Below is a shortened version of Swenson’s interview with Heleo:

How did you convince your office to give you the time you needed for such big expeditions?

“You have to find a skillset you have that’s in short supply. If you’re smart and productive your employer will think you’re worthwhile to have around, even if you’re not around all the time. As I got further along in my career and started managing projects it was a different situation; I was in charge of something and I had to ask somebody to take over for me while I was gone. This is where having that climbing life really helped me improve the skills I needed in my career. People liked to work for me because they knew they would get an opportunity to take responsibility. It was a win-win for everybody.”

So, how does delegation come into play on a climbing expedition? What do those conversations sound like?

“The whole thing is a group process. The very first trip I went on to Pakistan in 1980, we were trying to climb a peak that was way too hard for us. We had done trips in Alaska and other parts of the world that were equally as technical, but the scale of what we were trying to do was so much bigger. The logistics were so complicated back then. We had to get the food together, the gear together, transport all this stuff from the US to Islamabad, hire porters. I was the expedition leader, and every day things would come up that I had to delegate to different people and do it in a way where they didn’t feel like I was their boss. We were all these independent, free people. We were there of our own free will to do what we wanted to do but we had to act together to get all this work done.”

Climbers don’t exactly seem like the type of person who likes to be told what to do.  

“In a company there’s sort of a hierarchy that everyone buys into. If you came into a climbing team, and said ‘Okay climbing expedition team, here’s our org chart,’ all the climbers would get up and leave. They would mutiny. Most climbers are very independent, their climbing is an expression of their independence.”

But how do you find a balance between independence and teamwork?

“One of the most important things in organizing an expedition like that is picking the right team. Up on the mountain, everybody is uncomfortable. And it’s like, who’s gonna climb out of the tent in the middle of the night to chip some pieces of ice off the wall so we can have a cup of tea in the morning? It’s all about that willingness to step up to the plate. And I’m sure you’ve met people who you admire because they’re the kind of person that will always do something like that. That’s exactly what I’m talking about. I don’t think expedition behavior–it’s in a more extreme environment–but I don’t think it’s any different than someone that is like that with other people at work.”

What’s your strategy for keeping the team morale up when the expeditions get challenging?

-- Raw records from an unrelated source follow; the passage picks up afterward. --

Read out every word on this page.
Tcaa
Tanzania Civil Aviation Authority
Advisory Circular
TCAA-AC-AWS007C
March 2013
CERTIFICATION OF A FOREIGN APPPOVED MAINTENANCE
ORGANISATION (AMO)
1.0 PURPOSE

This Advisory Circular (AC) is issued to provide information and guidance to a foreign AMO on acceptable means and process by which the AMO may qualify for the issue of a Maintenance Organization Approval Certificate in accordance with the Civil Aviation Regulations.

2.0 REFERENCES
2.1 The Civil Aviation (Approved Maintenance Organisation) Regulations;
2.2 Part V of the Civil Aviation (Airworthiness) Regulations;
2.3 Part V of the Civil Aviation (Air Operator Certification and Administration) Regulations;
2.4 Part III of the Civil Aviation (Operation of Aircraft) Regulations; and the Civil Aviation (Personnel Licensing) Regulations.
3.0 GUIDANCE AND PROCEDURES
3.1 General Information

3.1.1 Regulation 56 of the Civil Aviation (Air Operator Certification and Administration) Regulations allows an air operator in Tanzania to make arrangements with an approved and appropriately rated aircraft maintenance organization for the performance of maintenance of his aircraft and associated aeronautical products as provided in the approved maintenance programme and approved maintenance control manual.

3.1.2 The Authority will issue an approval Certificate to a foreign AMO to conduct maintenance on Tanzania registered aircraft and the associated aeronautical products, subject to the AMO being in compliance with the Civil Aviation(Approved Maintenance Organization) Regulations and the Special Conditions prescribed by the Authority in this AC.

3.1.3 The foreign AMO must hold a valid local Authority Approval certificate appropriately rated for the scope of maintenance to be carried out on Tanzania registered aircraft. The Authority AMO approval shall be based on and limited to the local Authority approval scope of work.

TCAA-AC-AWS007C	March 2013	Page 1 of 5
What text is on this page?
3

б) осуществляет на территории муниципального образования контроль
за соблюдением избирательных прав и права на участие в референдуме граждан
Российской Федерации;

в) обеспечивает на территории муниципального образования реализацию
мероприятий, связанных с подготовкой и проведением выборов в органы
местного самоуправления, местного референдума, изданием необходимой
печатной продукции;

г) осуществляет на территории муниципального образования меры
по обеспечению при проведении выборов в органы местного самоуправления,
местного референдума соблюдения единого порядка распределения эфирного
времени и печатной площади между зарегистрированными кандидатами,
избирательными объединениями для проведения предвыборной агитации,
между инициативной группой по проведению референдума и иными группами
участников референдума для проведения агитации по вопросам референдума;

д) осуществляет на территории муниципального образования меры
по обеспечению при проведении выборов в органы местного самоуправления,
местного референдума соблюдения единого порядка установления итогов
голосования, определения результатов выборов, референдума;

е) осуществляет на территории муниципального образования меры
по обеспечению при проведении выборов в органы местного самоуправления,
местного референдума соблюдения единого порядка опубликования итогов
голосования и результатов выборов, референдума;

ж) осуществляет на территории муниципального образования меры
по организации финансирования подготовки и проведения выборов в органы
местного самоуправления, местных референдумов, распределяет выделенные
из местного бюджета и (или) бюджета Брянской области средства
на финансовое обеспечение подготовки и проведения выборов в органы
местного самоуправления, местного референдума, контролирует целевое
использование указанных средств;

“When we go on these trips we have this three part rule. We say it to each other at the beginning and maybe a few times throughout, what the most important things are to us. The most important thing to us is that everyone comes back safe. The second most important thing to us is that everybody comes back friends. And the third most important thing to us is to get to the top. And our behavior with each other flows from those priorities. First of all, we work really hard with each other with lots of communication around risk management. And the second thing is just respect. Not everybody does everything the same way. Everybody has different ideas. It’s super cool for me to go on these multi-generational trips because I’ve been on lots and lots of trips to this part of the world, so I know how it works and these young guys didn’t. But they brought a kind of freshness, new ideas, to what we were doing that was super helpful in putting it all together in a way that ultimately, in the end, made us successful.”